Un fort appétit pour le non-coté

Autre engouement de l’année 2020, le non-coté. Les investisseurs manifestent toujours plus d’appétit pour le capital-investissement, les valeurs technologiques, l’immobilier, les infrastructures, la dette privée, les crypto-actifs… Ces classes d’actifs peu liquides séduisent de plus en plus les investisseurs, y compris les institutionnels, en promettant des rendements plus élevés sur le long terme ainsi qu’une réduction du risque. Pourtant, ce sont des placements qui peuvent réserver quelques mauvaises surprises. « Les actifs non cotés évitent à l’investisseur de se faire peur, résume Eric Pinon. Mais les niveaux d’achat sont très élevés ! Le price-earnings ratio (PER) du coté tourne autour de 11 à 12 %, tandis qu’il est de 14 à 15 % pour le non-coté. De plus, leur valorisation n’est révélée que le jour où elle est réalisée, huit, dix ou douze ans après. Avoir du non-coté dans un portefeuille est parfaitement justifié, mais c’est un placement long qui peut se payer cher à la sortie. »

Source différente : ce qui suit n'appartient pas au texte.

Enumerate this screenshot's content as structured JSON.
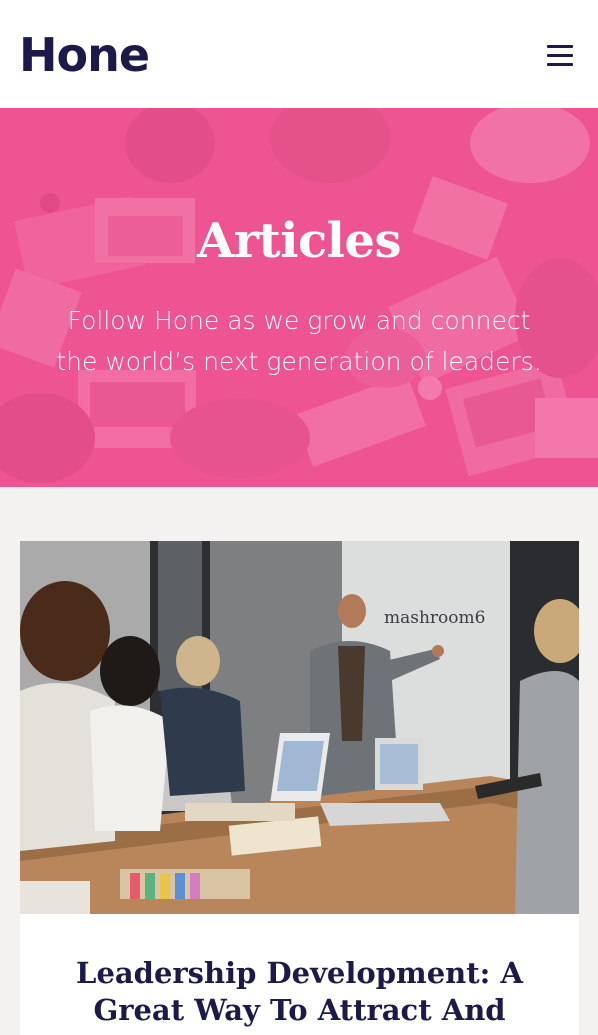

43 créations d’entreprises en 2020

En attendant, le non-coté suscite des vocations. Ce segment a été l’an dernier l’un des moteurs de la création d’entreprises de la gestion d’actifs. Au total, 43 sociétés ont vu le jour en 2020. L’écosystème français se compose désormais de 680 sociétés, un record historique. Le Brexit en a été un autre levier. A la fin de l’année 2020, selon l’AMF, 21 sociétés de gestion ont été créées en raison de la sortie du Royaume-Uni de l’Union européenne. « Contrairement au monde bancaire qui a plutôt choisi Francfort, les sociétés de gestion sont en grande partie venues s’installer en France, souligne Eric Pinon. Le Brexit a permis d’attirer à Paris les acteurs les plus importants, comme BlackRock, qui a fini par enregistrer en France une société de gestion. Certaines sociétés exilées au Royaume-Uni sont revenues. L’événement a rappelé au monde que la France disposait de gérants parmi les mieux formés, d’un régulateur business friendly, de réglementations qui facilitent les échanges transfrontaliers. »

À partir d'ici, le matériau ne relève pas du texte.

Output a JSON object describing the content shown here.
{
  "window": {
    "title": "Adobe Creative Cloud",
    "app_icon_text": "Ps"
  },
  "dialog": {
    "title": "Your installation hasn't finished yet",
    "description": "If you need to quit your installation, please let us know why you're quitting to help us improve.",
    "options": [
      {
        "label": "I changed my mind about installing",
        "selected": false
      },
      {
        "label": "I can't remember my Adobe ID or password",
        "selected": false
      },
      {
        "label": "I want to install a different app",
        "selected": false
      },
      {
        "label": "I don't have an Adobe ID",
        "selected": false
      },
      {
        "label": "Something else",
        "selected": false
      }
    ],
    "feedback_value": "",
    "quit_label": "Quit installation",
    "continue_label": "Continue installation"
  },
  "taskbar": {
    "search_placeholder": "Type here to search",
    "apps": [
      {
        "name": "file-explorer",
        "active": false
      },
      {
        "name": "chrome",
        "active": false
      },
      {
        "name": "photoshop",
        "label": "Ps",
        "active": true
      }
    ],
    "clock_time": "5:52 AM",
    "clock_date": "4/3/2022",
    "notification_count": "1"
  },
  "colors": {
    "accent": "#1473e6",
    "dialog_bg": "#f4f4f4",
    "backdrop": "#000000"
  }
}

La transformation digitale, une priorité

En parallèle, les mouvements de consolidation et de rapprochement (avec, outre le rachat de Lyxor par Amundi, la fusion des activités de gestion de taux de LBPAM et d’Ostrum AM), se sont poursuivis en 2020, redessinant les contours du marché français. Comme tout le secteur financier, les gérants d’actifs sont à la recherche d’économies d’échelle, en particulier grâce aux opérations de croissance externe. « La transformation digitale est au cœur de la réussite des gestionnaires d’actifs. Le secteur est dans l’ensemble très en retard, alors que des technologies existent permettant d’améliorer l’efficacité des gérants et de l’ensemble de la chaîne de valeur », note Yoan Chazal. 

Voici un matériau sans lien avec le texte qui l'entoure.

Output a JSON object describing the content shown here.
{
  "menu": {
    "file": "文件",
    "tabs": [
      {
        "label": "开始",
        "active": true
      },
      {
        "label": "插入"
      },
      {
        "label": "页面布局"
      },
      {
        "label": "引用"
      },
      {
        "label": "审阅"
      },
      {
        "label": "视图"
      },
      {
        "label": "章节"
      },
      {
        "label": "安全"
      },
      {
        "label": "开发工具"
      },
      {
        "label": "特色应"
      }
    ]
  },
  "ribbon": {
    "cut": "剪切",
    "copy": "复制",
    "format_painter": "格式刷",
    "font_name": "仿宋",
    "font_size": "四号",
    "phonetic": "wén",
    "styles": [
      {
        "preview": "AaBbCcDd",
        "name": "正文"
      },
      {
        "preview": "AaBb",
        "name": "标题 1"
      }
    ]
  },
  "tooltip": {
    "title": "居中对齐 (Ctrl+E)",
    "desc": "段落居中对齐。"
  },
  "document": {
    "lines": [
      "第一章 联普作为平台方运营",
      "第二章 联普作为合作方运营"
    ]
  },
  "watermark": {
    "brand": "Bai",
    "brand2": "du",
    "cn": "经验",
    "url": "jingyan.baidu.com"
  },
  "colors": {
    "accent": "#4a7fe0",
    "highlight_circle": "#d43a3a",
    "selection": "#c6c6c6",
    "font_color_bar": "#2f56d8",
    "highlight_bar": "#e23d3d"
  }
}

Les plus petites sociétés de gestion vont elles aussi devoir se poser la question de leur développement, face aux géants du secteur. « En France, une dizaine de sociétés de gestion gèrent plus de 100 milliards d’euros, tandis que plus de 300 autres en gèrent moins de 500 millions, rappelle Eric Pinon. L’avenir de l’industrie tient aussi aux rapprochements entre petites entreprises pour affronter les rapports de force avec les plateformes, les distributeurs, les teneurs de compte dépositaires, ou les brokers. » Une nouvelle voie se dessine, à côté des rapprochements capitalistiques, à travers la mutualisation des moyens. La première « manco » (management company) française, Manco. Paris, a ainsi vu le jour afin de mutualiser les moyens des plus petites structures, et a obtenu l’agrément de l’AMF fin 2020. « Les manco, qui existent en Irlande et au Luxembourg depuis longtemps, ne sont pas des gérants financiers, mais des acteurs administratifs et opérationnels », explique Eric Pinon. Le secteur de la gestion d’actifs est loin d’avoir fini d’innover.